One of the war's principal protagonists was the late Harry Bridges, leader of the International Longshoremen's and Warehousemen's Union (the ILWU), which organized the men who unloaded the ships at San Francisco piers. Bridges and the ILWU wanted better wages and working conditions. They were up against the various shipping companies whose ships docked in San Francisco in those days.
The ILWU's really big beef was over how men were hired. Being a longshoreman was, and still is, a kind of casual job. You can work when you want, but you don't have to if you don't want to. If you want to work, you report to the docks. If you don't you can stay home and do other things.
It's an ideal existence for writers. For example, the late Eric Hofer, author of The True Believer, one of the great books of the 20th century, was a longshoreman. He worked and wrote in alternate streaks. The problem in the '30s was that men were hired by what was called "the shapeup."
This system appears to have started on the docks of the East Coast. However it began, it worked like this: When a ship was to be unloaded, longshoremen gathered at the docks. Foremen came out and "shaped up" a gang, picking the men they wanted to work a particular ship.
Those who didn't get hired--because they didn't find favor with the foremen--didn't work. The power to work was in the hands of the foremen, with the tacit acceptance of the shipping company owners. (Actually, I'm simplifying the picture somewhat. Union and national politics and a lot of other things also were involved.)
To reform the system, Bridges and the ILWU proposed a union-run hiring hall where men would slip their names up on a board. Their names would move up as jobs were completed. Once your name got to the top of the board, you worked and then your name went back to the bottom of the list.
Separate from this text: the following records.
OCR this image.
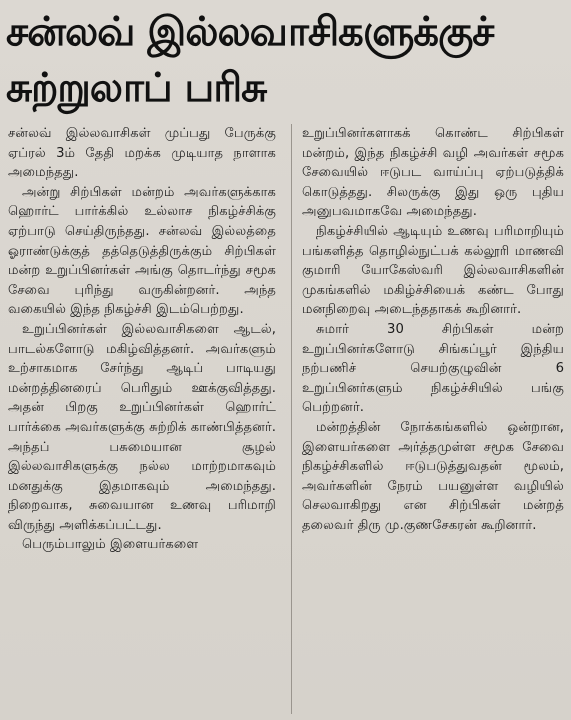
சன்லவ் இல்லவாசிகளுக்குச்
சுற்றுலாப் பரிசு

சன்லவ் இல்லவாசிகள் முப்பது பேருக்கு ஏப்ரல் 3ம் தேதி மறக்க முடியாத நாளாக அமைந்தது.

அன்று சிற்பிகள் மன்றம் அவர்களுக்காக ஹொர்ட் பார்க்கில் உல்லாச நிகழ்ச்சிக்கு ஏற்பாடு செய்திருந்தது. சன்லவ் இல்லத்தை ஓராண்டுக்குத் தத்தெடுத்திருக்கும் சிற்பிகள் மன்ற உறுப்பினர்கள் அங்கு தொடர்ந்து சமூக சேவை புரிந்து வருகின்றனர். அந்த வகையில் இந்த நிகழ்ச்சி இடம்பெற்றது.

உறுப்பினர்கள் இல்லவாசிகளை ஆடல், பாடல்களோடு மகிழ்வித்தனர். அவர்களும் உற்சாகமாக சேர்ந்து ஆடிப் பாடியது மன்றத்தினரைப் பெரிதும் ஊக்குவித்தது. அதன் பிறகு உறுப்பினர்கள் ஹொர்ட் பார்க்கை அவர்களுக்கு சுற்றிக் காண்பித்தனர். அந்தப் பசுமையான சூழல் இல்லவாசிகளுக்கு நல்ல மாற்றமாகவும் மனதுக்கு இதமாகவும் அமைந்தது. நிறைவாக, சுவையான உணவு பரிமாறி விருந்து அளிக்கப்பட்டது.

பெரும்பாலும் இளையர்களை

உறுப்பினர்களாகக் கொண்ட சிற்பிகள் மன்றம், இந்த நிகழ்ச்சி வழி அவர்கள் சமூக சேவையில் ஈடுபட வாய்ப்பு ஏற்படுத்திக் கொடுத்தது. சிலருக்கு இது ஒரு புதிய அனுபவமாகவே அமைந்தது.

நிகழ்ச்சியில் ஆடியும் உணவு பரிமாறியும் பங்களித்த தொழில்நுட்பக் கல்லூரி மாணவி குமாரி யோகேஸ்வரி இல்லவாசிகளின் முகங்களில் மகிழ்ச்சியைக் கண்ட போது மனநிறைவு அடைந்ததாகக் கூறினார்.

சுமார் 30 சிற்பிகள் மன்ற உறுப்பினர்களோடு சிங்கப்பூர் இந்திய நற்பணிச் செயற்குழுவின் 6 உறுப்பினர்களும் நிகழ்ச்சியில் பங்கு பெற்றனர்.

மன்றத்தின் நோக்கங்களில் ஒன்றான, இளையர்களை அர்த்தமுள்ள சமூக சேவை நிகழ்ச்சிகளில் ஈடுபடுத்துவதன் மூலம், அவர்களின் நேரம் பயனுள்ள வழியில் செலவாகிறது என சிற்பிகள் மன்றத் தலைவர் திரு மு.குணசேகரன் கூறினார்.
Unfortunately, the hiring hall did not go over well with the shipping companies; nor, for that matter, did Bridges. Bridges, not an easy man with whom to get along, was an alien from Australia. The son of a middle-class real estate agent, he had applied for U.S. citizenship but had not yet been naturalized.
The shipping companies alleged Bridges was secretly a Communist. He said he wasn't, though he certainly had acquaintances who were, and he leaned leftward himself. Over the years, repeated efforts were made to deport him, none of them successful. He was hauled before various congressional committees, but he never got kicked out of the country.
The situation was made worse when the union called a strike that escalated into a general strike in San Francisco. For two days nothing moved in the city. A couple of men were killed on what the union called Bloody Thursday.
The National Guard was called out to patrol the waterfront and to help put down the strike. Strikebreakers were ferried across the bay to unload ships. For a few months, San Francisco looked as if it were about to be split by civil war.
But, in the end, the employers joined in the reforms and what has become the shipping system of both this century and last--containers.